For a long time, in the West, people didn't believe that meteorites fell from the sky. It took a daring scientist and a meteorite shower in the town of L'Aigle in 1803 to change our perception of those celestial objects.
Meteorite falls have always intrigued humans. Some saw bad omens in them, others saw divine signs. Despite the many eyewitnesses, Western scholars refused to believe the farmers who claimed to have seen stones falling from the sky. In the 18th century, those stones were even classified in the category of "thunderstones. " These could be found among the diverse objects that were exhibited in the curio cabinets of the time.
In the wake of a fall of stones in the French commune of Lucé in 1768, the Academy of Sciences asked three chemists, including the later-to-be-famous Antoine Lavoisier, to analyze the stones.
But methods of analysis in that period were rudimentary. Observation through magnifying glasses would show the presence of grains of metal that chemists confused with pyrite. In truth, these were bits of iron and nickel, a mineral unknown at the time. The analytical report, presented by Lavoisier, would conclude that the stones didn't fall from the sky, but instead that what was involved was a stone rich in pyrite that had been struck by lightning.
The boldness of Chladni
In April 1794, the German scholar Ernst Chladni published a book in which he laid out his observations on several types of rocks and falls of stones. He argued that stones, arriving from outer space, can fall from the sky and form fireballs as they pass through the Earth's atmosphere.
He went even further, claiming that these stones are fragments of a planet that failed to form.
Those highly daring hypotheses, well ahead of their time, were rather badly received by scholars of the period.
The L'Aigle fall
Chladni's ideas would nonetheless be confirmed by a meteorite shower on April 26, 1803, over the town of L'Aigle, in France. Around 1 p. m. local time, more than 3,000 fragments of stones rained down on the area. Inhabitants heard two noises similar to cannon shots, followed by rolling thunder. Stones then fell from the sky, a spectacle that frightened more than a few people.
The minister of the interior at that time wanted to shed light on these events, and entrusted the inquiry to the young astronomer Jean-Baptiste Biot.

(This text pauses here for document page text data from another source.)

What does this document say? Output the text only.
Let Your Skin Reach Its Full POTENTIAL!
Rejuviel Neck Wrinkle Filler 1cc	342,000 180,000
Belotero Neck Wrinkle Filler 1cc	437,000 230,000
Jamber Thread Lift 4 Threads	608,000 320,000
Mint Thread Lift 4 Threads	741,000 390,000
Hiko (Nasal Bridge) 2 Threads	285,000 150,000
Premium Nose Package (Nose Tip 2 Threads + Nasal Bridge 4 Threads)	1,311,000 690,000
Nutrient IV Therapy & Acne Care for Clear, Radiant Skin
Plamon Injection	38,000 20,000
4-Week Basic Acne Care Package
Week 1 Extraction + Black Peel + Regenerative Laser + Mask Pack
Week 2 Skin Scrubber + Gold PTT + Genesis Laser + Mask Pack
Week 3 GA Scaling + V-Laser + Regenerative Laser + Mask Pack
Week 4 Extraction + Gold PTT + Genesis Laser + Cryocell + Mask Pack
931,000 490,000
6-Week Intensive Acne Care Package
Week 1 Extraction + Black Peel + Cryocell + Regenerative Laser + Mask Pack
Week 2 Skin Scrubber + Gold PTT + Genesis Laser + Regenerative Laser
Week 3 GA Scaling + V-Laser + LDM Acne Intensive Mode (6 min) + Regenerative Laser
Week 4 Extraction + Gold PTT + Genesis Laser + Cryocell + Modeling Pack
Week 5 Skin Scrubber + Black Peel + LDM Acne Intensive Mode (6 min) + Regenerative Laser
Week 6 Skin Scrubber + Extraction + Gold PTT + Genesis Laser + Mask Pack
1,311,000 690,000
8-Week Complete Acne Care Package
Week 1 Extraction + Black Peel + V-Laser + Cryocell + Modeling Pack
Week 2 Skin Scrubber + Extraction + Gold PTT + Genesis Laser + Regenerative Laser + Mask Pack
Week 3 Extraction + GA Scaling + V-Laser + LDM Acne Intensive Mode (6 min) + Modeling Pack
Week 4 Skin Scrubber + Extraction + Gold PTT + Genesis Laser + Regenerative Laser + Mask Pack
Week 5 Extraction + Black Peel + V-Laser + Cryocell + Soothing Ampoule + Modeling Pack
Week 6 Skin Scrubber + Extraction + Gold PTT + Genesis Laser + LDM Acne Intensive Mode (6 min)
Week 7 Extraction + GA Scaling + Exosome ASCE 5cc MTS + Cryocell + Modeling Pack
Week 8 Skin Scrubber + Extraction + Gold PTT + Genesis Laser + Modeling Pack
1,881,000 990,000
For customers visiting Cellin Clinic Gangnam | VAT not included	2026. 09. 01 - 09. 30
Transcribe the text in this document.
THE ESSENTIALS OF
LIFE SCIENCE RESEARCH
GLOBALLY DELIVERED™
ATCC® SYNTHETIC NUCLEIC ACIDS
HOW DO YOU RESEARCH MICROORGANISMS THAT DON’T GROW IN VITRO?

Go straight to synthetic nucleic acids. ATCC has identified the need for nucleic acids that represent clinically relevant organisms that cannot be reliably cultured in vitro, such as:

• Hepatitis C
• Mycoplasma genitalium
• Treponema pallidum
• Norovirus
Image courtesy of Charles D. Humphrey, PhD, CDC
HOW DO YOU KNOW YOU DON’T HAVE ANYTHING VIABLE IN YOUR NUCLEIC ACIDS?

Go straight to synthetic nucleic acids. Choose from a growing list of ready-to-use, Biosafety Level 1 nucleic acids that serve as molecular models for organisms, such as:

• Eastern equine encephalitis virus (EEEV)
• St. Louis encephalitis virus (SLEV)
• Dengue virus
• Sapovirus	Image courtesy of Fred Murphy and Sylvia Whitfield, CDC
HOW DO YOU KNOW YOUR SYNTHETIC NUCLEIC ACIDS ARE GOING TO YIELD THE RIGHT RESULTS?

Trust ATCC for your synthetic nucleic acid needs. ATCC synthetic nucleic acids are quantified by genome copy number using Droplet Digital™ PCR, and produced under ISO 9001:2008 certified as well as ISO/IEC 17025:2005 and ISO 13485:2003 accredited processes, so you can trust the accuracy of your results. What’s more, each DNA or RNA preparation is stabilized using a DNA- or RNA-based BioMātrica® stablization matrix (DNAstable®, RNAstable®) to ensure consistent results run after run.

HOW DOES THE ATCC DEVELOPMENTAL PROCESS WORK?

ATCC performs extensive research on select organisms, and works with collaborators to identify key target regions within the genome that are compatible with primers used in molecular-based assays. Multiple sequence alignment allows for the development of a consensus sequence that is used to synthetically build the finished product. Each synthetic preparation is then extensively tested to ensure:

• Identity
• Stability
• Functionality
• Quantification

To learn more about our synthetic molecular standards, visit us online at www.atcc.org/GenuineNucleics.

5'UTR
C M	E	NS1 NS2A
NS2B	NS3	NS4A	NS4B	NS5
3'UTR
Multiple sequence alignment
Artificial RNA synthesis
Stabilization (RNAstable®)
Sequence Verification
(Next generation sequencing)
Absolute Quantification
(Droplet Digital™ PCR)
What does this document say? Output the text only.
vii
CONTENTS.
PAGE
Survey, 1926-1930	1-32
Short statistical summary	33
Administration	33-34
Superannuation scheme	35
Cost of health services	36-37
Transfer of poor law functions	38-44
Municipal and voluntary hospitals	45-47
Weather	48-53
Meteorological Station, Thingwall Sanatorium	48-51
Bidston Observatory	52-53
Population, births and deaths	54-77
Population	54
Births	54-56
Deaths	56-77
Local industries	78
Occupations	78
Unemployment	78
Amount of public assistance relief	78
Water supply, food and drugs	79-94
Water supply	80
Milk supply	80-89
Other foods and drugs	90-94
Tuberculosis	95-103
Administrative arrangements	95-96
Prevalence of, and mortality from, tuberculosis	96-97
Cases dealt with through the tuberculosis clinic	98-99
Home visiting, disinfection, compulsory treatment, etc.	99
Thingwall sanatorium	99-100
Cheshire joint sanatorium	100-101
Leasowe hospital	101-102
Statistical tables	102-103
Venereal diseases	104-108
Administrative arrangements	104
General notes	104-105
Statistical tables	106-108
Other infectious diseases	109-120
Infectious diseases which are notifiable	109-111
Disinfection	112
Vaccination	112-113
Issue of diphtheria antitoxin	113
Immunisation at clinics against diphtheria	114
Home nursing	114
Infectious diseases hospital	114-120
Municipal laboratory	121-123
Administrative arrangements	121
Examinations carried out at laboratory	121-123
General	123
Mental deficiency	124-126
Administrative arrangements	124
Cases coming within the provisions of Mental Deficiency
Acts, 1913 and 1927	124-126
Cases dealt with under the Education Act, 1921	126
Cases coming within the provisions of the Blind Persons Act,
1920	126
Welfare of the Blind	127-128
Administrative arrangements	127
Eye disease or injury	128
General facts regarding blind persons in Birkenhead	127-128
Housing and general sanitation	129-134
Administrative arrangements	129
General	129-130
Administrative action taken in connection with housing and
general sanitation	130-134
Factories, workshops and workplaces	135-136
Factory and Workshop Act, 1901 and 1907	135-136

Biot made his way to L'Aigle on June 26. On the road he questioned all the travelers about the fall of stones. Once on the scene he meticulously explored the environs and collected many other eyewitness observations. Thus he could draw up the first meteorite dispersal map.
The historic report
Biot's report was presented to the members of the Institut de France on July 18, 1803. The document, entitled Account of a journey made in the department of the Orne, in order to ascertain the reality of a meteor observed in L'Aigle on 6 floréal an 11, is today famous.
In it he presents "moral proof" of the fall of meteorites in the form of witness statements from a wide-reaching social diversity. Those witnesses had no interest in lying about the events.
Biot also determined that there was no foundry, factory, mine or volcano where the meteorites could have originated. For Biot, the fall of stones at L'Aigle in 1803 could only be explained by accepting that they fell from the sky. He believed nevertheless that the stones came from the Moon.
The quality of Biot's report would definitively bring to an end the debate about the extraterrestrial origin of meteorites. From that moment on, those celestial stones acquired the status of objects of incontestable scientific interest.